Some people are exempt from the penalty, including those with religious objections to insurance or with incomes too low to require a tax return, and those who cannot find a plan costing less than 8 percent of their income.Officials at the Health and Human Services Department, which runs the federal exchange, would not answer questions about the marketing of the penalty.
But officials at Enroll America, a nonprofit agency that is promoting the new marketplace, said they were deliberately playing down the penalty in favor of themes that tested well with focus groups: financial assistance, core benefits, no one being turned away for pre-existing conditions, and easy comparison shopping. “That doesn’t mean that the penalty or the mandate isn’t an important piece of the law from a policy perspective,” said Sophie Stern, a senior policy analyst for the agency. “But from a messaging perspective, this is what we find resonates best.”
The approach is evident in a vast expanse of cubicles in an office park outside Albany, with panoramic views of low-lying mountains, where dozens of newly hired customer service representatives answer the calls of New Yorkers with questions about the state’s exchange.
They rattle off information about the “metal levels” — bronze, silver, gold and platinum plans — and deductibles and copays. But they are not supposed to volunteer that by law, having health insurance is now mandatory for most people. If someone asks — and occasionally people do, the customer service agents say — they pull up a script that says, “The Affordable Care Act requires that if you can afford health coverage, you must get coverage or pay a penalty.”
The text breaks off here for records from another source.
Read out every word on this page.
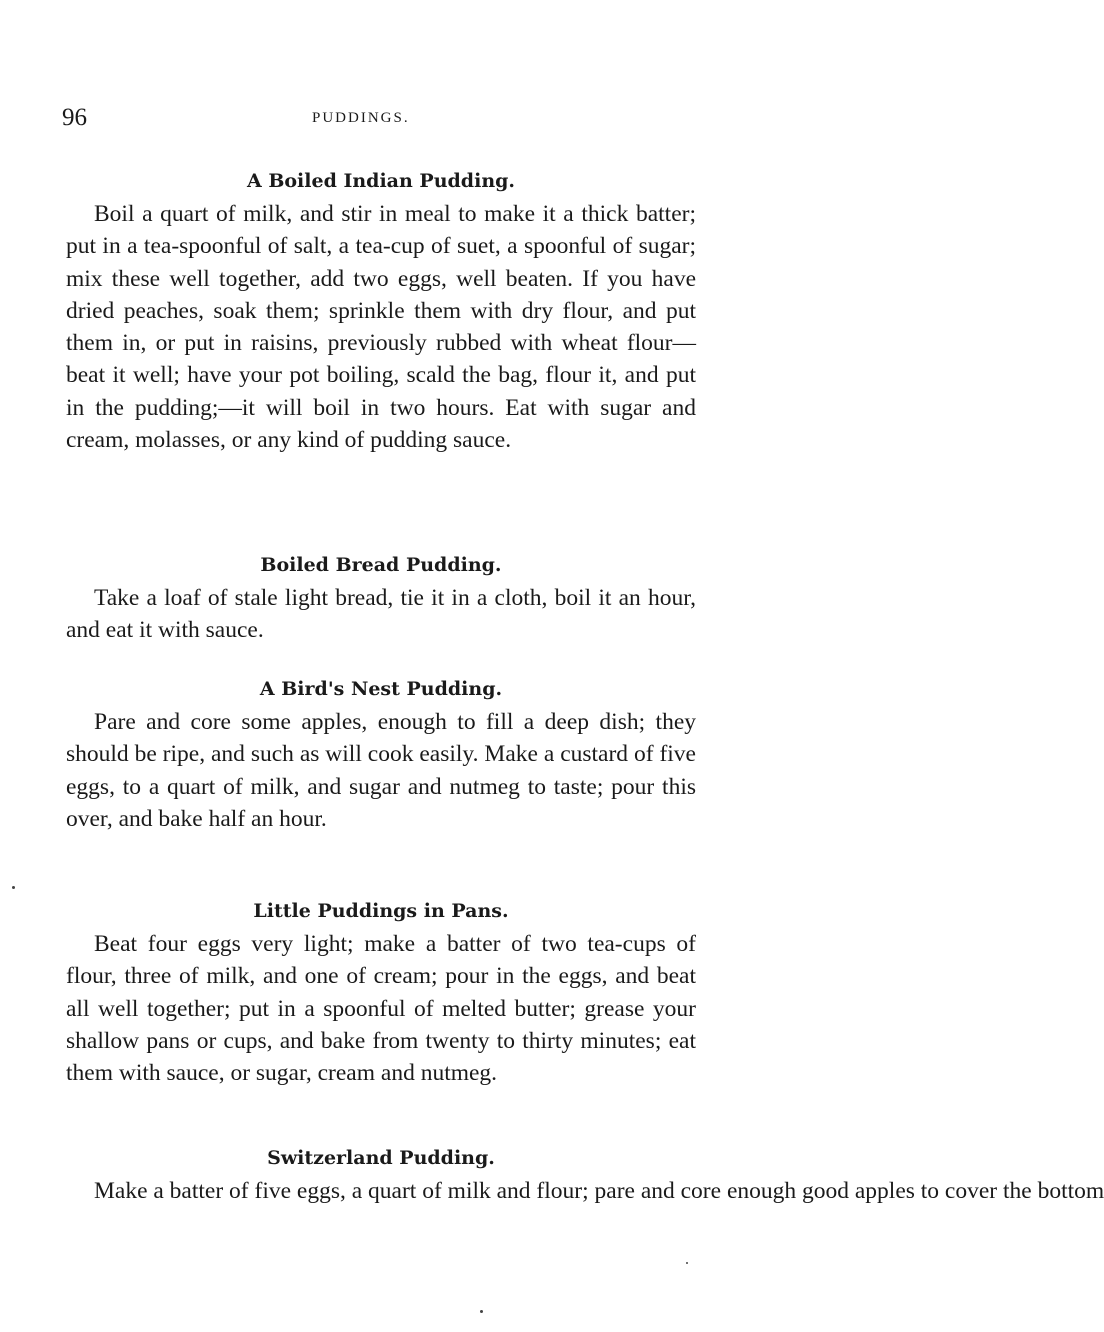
96	PUDDINGS.
A Boiled Indian Pudding.

Boil a quart of milk, and stir in meal to make it a thick batter; put in a tea-spoonful of salt, a tea-cup of suet, a spoonful of sugar; mix these well together, add two eggs, well beaten. If you have dried peaches, soak them; sprinkle them with dry flour, and put them in, or put in raisins, previously rubbed with wheat flour—beat it well; have your pot boiling, scald the bag, flour it, and put in the pudding;—it will boil in two hours. Eat with sugar and cream, molasses, or any kind of pudding sauce.

Boiled Bread Pudding.

Take a loaf of stale light bread, tie it in a cloth, boil it an hour, and eat it with sauce.

A Bird's Nest Pudding.

Pare and core some apples, enough to fill a deep dish; they should be ripe, and such as will cook easily. Make a custard of five eggs, to a quart of milk, and sugar and nutmeg to taste; pour this over, and bake half an hour.

Little Puddings in Pans.

Beat four eggs very light; make a batter of two tea-cups of flour, three of milk, and one of cream; pour in the eggs, and beat all well together; put in a spoonful of melted butter; grease your shallow pans or cups, and bake from twenty to thirty minutes; eat them with sauce, or sugar, cream and nutmeg.

Switzerland Pudding.

Make a batter of five eggs, a quart of milk and flour; pare and core enough good apples to cover the bottom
Donna Frescatore, executive director of New York’s exchange, said focus groups preferred positive messaging, hence the state’s message, “Today’s the day that you can have information.” The campaign, she said, “is about health as opposed to the burden of illness.”
Likewise, Minnesota has gone upbeat with its humorous ads, which feature a replica of a roadside Paul Bunyan statue suffering various injuries. Oregon has a YouTube video in which Laura Gibson, a folk singer, wearing a red dress and strumming a guitar, stands in a green field as she sings about living in a place “where I’m free to be healthy and happy and strong.”
“We don’t have any messaging related to the penalty or the mandate, and that’s intentional,” said Amy Fauver, a spokeswoman for Cover Oregon, the state exchange. “Because first of all, we don’t enforce it, it’s really not ours to enforce, and we really feel like there is so much to celebrate in terms of benefits.”